Neuilly Plaisance

Voici quelques extraits de ses courriers d'époque où il raconte ce qu'il faisait a cette époque dans les camps d'Emmaüs.

En plus, quelques photos personnelles qui ont été prise à ces moment-là.

Neuilly Plaisance Le 12-03-54

Je suis arrivé à 3 h. de l’après-midi à Neuilly Plaisance (banlieue de Paris). Paul (n° 1 de l’association d’Emmaüs) étant absent, j’en ai profité pour revisiter le tout et prendre davantage contact avec toute l’équipe. Ça n’est pas du tout cuit, beaucoup s’en faut. Je suis entré en plein dans la bagarre.

Le service transport de la « chine » est difficile, m’a-t-on dit, plus d’un s’y est cassé le nez.

Enfin ce n’est rien.

Cinq bonshommes étaient encore très excités des libations de la veille : donc fichus à la porte, dont un des responsables, pourtant bien sympathique avec de très belles références.

Ici c’est un milieu tout à l’envers de ce pauvre monde, rien que des cœurs et des corps torturés, qui sont devenus désaxés. Pas gai du tout.

Demain matin, je commence l’inventaire d’un magasin, ensuite seulement je commencerai mon travail.

Noisy le Grand - Château de France le 2-7-1954

Voici bientôt une semaine que je suis de retour.

Cette semaine a été extrêmement dure. Les difficultés ont atteint leur maximum hier matin.
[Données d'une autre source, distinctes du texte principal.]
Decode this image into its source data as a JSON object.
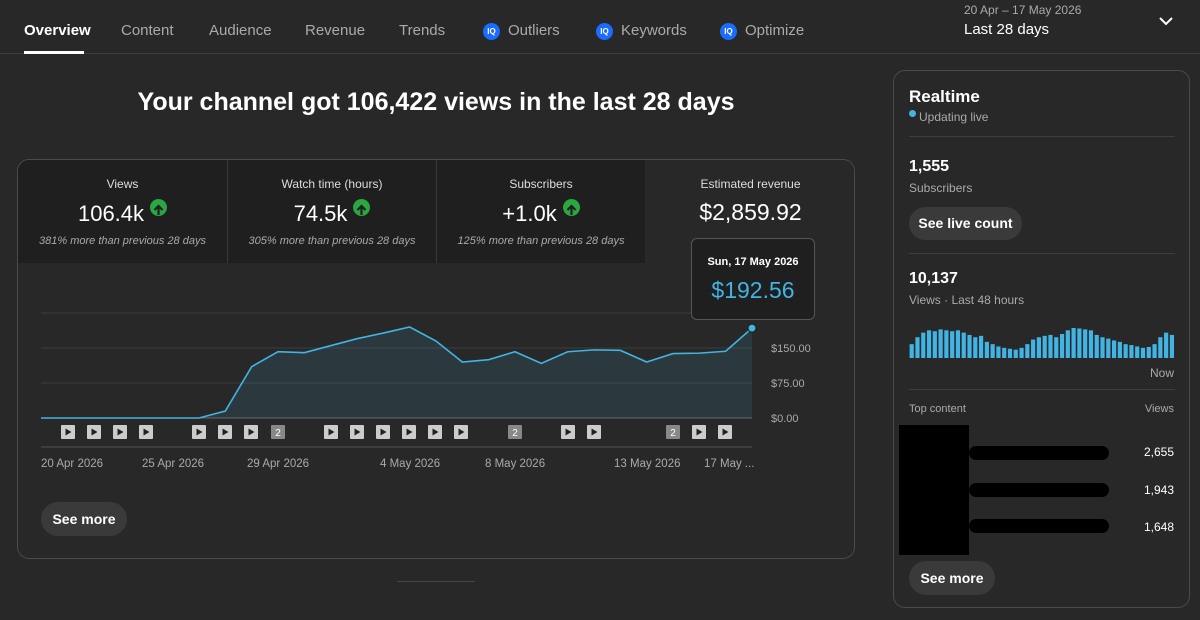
{
  "tabs": [
    {
      "label": "Overview",
      "active": true
    },
    {
      "label": "Content"
    },
    {
      "label": "Audience"
    },
    {
      "label": "Revenue"
    },
    {
      "label": "Trends"
    },
    {
      "label": "Outliers",
      "badge": "IQ"
    },
    {
      "label": "Keywords",
      "badge": "IQ"
    },
    {
      "label": "Optimize",
      "badge": "IQ"
    }
  ],
  "date_range": {
    "range": "20 Apr – 17 May 2026",
    "label": "Last 28 days"
  },
  "headline": "Your channel got 106,422 views in the last 28 days",
  "metrics": [
    {
      "label": "Views",
      "value": "106.4k",
      "comparison": "381% more than previous 28 days",
      "trend": "up"
    },
    {
      "label": "Watch time (hours)",
      "value": "74.5k",
      "comparison": "305% more than previous 28 days",
      "trend": "up"
    },
    {
      "label": "Subscribers",
      "value": "+1.0k",
      "comparison": "125% more than previous 28 days",
      "trend": "up"
    },
    {
      "label": "Estimated revenue",
      "value": "$2,859.92",
      "selected": true
    }
  ],
  "tooltip": {
    "date": "Sun, 17 May 2026",
    "value": "$192.56"
  },
  "chart_data": {
    "type": "area",
    "metric": "Estimated revenue",
    "x": [
      "20 Apr",
      "21 Apr",
      "22 Apr",
      "23 Apr",
      "24 Apr",
      "25 Apr",
      "26 Apr",
      "27 Apr",
      "28 Apr",
      "29 Apr",
      "30 Apr",
      "1 May",
      "2 May",
      "3 May",
      "4 May",
      "5 May",
      "6 May",
      "7 May",
      "8 May",
      "9 May",
      "10 May",
      "11 May",
      "12 May",
      "13 May",
      "14 May",
      "15 May",
      "16 May",
      "17 May"
    ],
    "values": [
      0,
      0,
      0,
      0,
      0,
      0,
      0,
      15,
      110,
      142,
      140,
      155,
      170,
      182,
      195,
      165,
      120,
      125,
      142,
      117,
      142,
      146,
      145,
      120,
      138,
      139,
      143,
      192.56
    ],
    "y_ticks": [
      "$0.00",
      "$75.00",
      "$150.00"
    ],
    "ylim": [
      0,
      225
    ],
    "x_tick_labels": [
      "20 Apr 2026",
      "25 Apr 2026",
      "29 Apr 2026",
      "4 May 2026",
      "8 May 2026",
      "13 May 2026",
      "17 May ..."
    ],
    "color": "#41b4e4",
    "markers": [
      "play",
      "play",
      "play",
      "play",
      "play",
      "play",
      "play",
      "2",
      "play",
      "play",
      "play",
      "play",
      "play",
      "play",
      "2",
      "play",
      "play",
      "2",
      "play",
      "play"
    ]
  },
  "see_more_main": "See more",
  "realtime": {
    "title": "Realtime",
    "status": "Updating live",
    "subscribers_value": "1,555",
    "subscribers_label": "Subscribers",
    "live_count_button": "See live count",
    "views_value": "10,137",
    "views_label": "Views · Last 48 hours",
    "now_label": "Now",
    "bars": [
      30,
      45,
      55,
      60,
      58,
      62,
      60,
      58,
      60,
      55,
      50,
      45,
      48,
      35,
      30,
      25,
      22,
      20,
      18,
      22,
      30,
      40,
      45,
      48,
      50,
      45,
      52,
      60,
      65,
      64,
      62,
      60,
      50,
      45,
      42,
      38,
      35,
      30,
      28,
      25,
      22,
      24,
      30,
      45,
      55,
      50
    ],
    "top_content_label": "Top content",
    "views_col_label": "Views",
    "top_content": [
      {
        "views": "2,655"
      },
      {
        "views": "1,943"
      },
      {
        "views": "1,648"
      }
    ],
    "see_more": "See more"
  }
}
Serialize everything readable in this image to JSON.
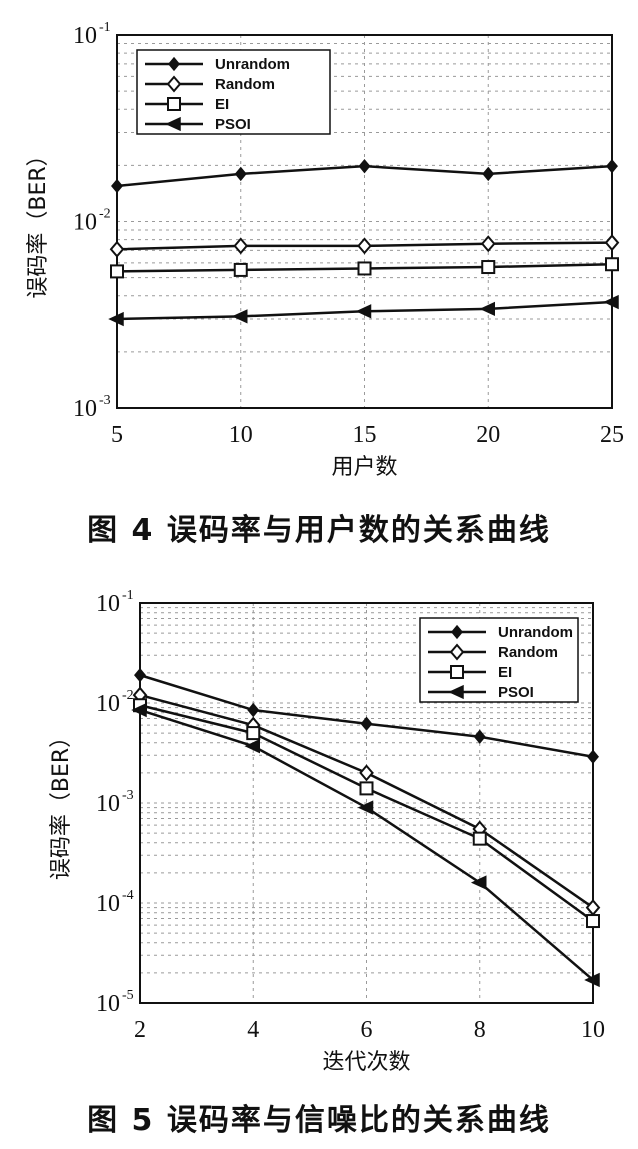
{
  "captions": {
    "fig4": "图 4   误码率与用户数的关系曲线",
    "fig5": "图 5  误码率与信噪比的关系曲线"
  },
  "chart_data": [
    {
      "type": "line",
      "xlabel": "用户数",
      "ylabel": "误码率（BER）",
      "yscale": "log",
      "xlim": [
        5,
        25
      ],
      "ylim": [
        0.001,
        0.1
      ],
      "xticks": [
        5,
        10,
        15,
        20,
        25
      ],
      "yticks": [
        {
          "base": "10",
          "exp": "-1",
          "value": 0.1
        },
        {
          "base": "10",
          "exp": "-2",
          "value": 0.01
        },
        {
          "base": "10",
          "exp": "-3",
          "value": 0.001
        }
      ],
      "grid": true,
      "legend_position": "top-left",
      "x": [
        5,
        10,
        15,
        20,
        25
      ],
      "series": [
        {
          "name": "Unrandom",
          "marker": "filled-diamond",
          "values": [
            0.0155,
            0.018,
            0.0198,
            0.018,
            0.0198
          ]
        },
        {
          "name": "Random",
          "marker": "open-diamond",
          "values": [
            0.0071,
            0.0074,
            0.0074,
            0.0076,
            0.0077
          ]
        },
        {
          "name": "EI",
          "marker": "open-square",
          "values": [
            0.0054,
            0.0055,
            0.0056,
            0.0057,
            0.0059
          ]
        },
        {
          "name": "PSOI",
          "marker": "left-triangle",
          "values": [
            0.003,
            0.0031,
            0.0033,
            0.0034,
            0.0037
          ]
        }
      ]
    },
    {
      "type": "line",
      "xlabel": "迭代次数",
      "ylabel": "误码率（BER）",
      "yscale": "log",
      "xlim": [
        2,
        10
      ],
      "ylim": [
        1e-05,
        0.1
      ],
      "xticks": [
        2,
        4,
        6,
        8,
        10
      ],
      "yticks": [
        {
          "base": "10",
          "exp": "-1",
          "value": 0.1
        },
        {
          "base": "10",
          "exp": "-2",
          "value": 0.01
        },
        {
          "base": "10",
          "exp": "-3",
          "value": 0.001
        },
        {
          "base": "10",
          "exp": "-4",
          "value": 0.0001
        },
        {
          "base": "10",
          "exp": "-5",
          "value": 1e-05
        }
      ],
      "grid": true,
      "legend_position": "top-right",
      "x": [
        2,
        4,
        6,
        8,
        10
      ],
      "series": [
        {
          "name": "Unrandom",
          "marker": "filled-diamond",
          "values": [
            0.019,
            0.0085,
            0.0062,
            0.0046,
            0.0029
          ]
        },
        {
          "name": "Random",
          "marker": "open-diamond",
          "values": [
            0.012,
            0.006,
            0.002,
            0.00055,
            9e-05
          ]
        },
        {
          "name": "EI",
          "marker": "open-square",
          "values": [
            0.0095,
            0.005,
            0.0014,
            0.00044,
            6.6e-05
          ]
        },
        {
          "name": "PSOI",
          "marker": "left-triangle",
          "values": [
            0.0085,
            0.0037,
            0.0009,
            0.00016,
            1.7e-05
          ]
        }
      ]
    }
  ]
}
Cela s’est terminé par l’expulsion de mon adjoint et de deux ou trois autres : beuverie avec le vin des copains et leurs cigarettes que je tenais dans mon bureau.

Aujourd’hui grosse surprise : 33 bénévoles sont arrivés, conduits par deux frères de l’école de saint Joseph du Nord. J’ai un réfectoire pour 15, il y avait déjà deux services, cela en fait quatre maintenant.

Pour les loger, j’ai fait vider une grande tente destinée primitivement aux familles. Ils dormiront sur des lits de camps sans matelas et resteront 15 jours.

Au début de la semaine prochaine il m’en arrive 20 autres. Je fais de la corde raide pour avaler tout ce monde. Heureusement que j’en avais déjà vu…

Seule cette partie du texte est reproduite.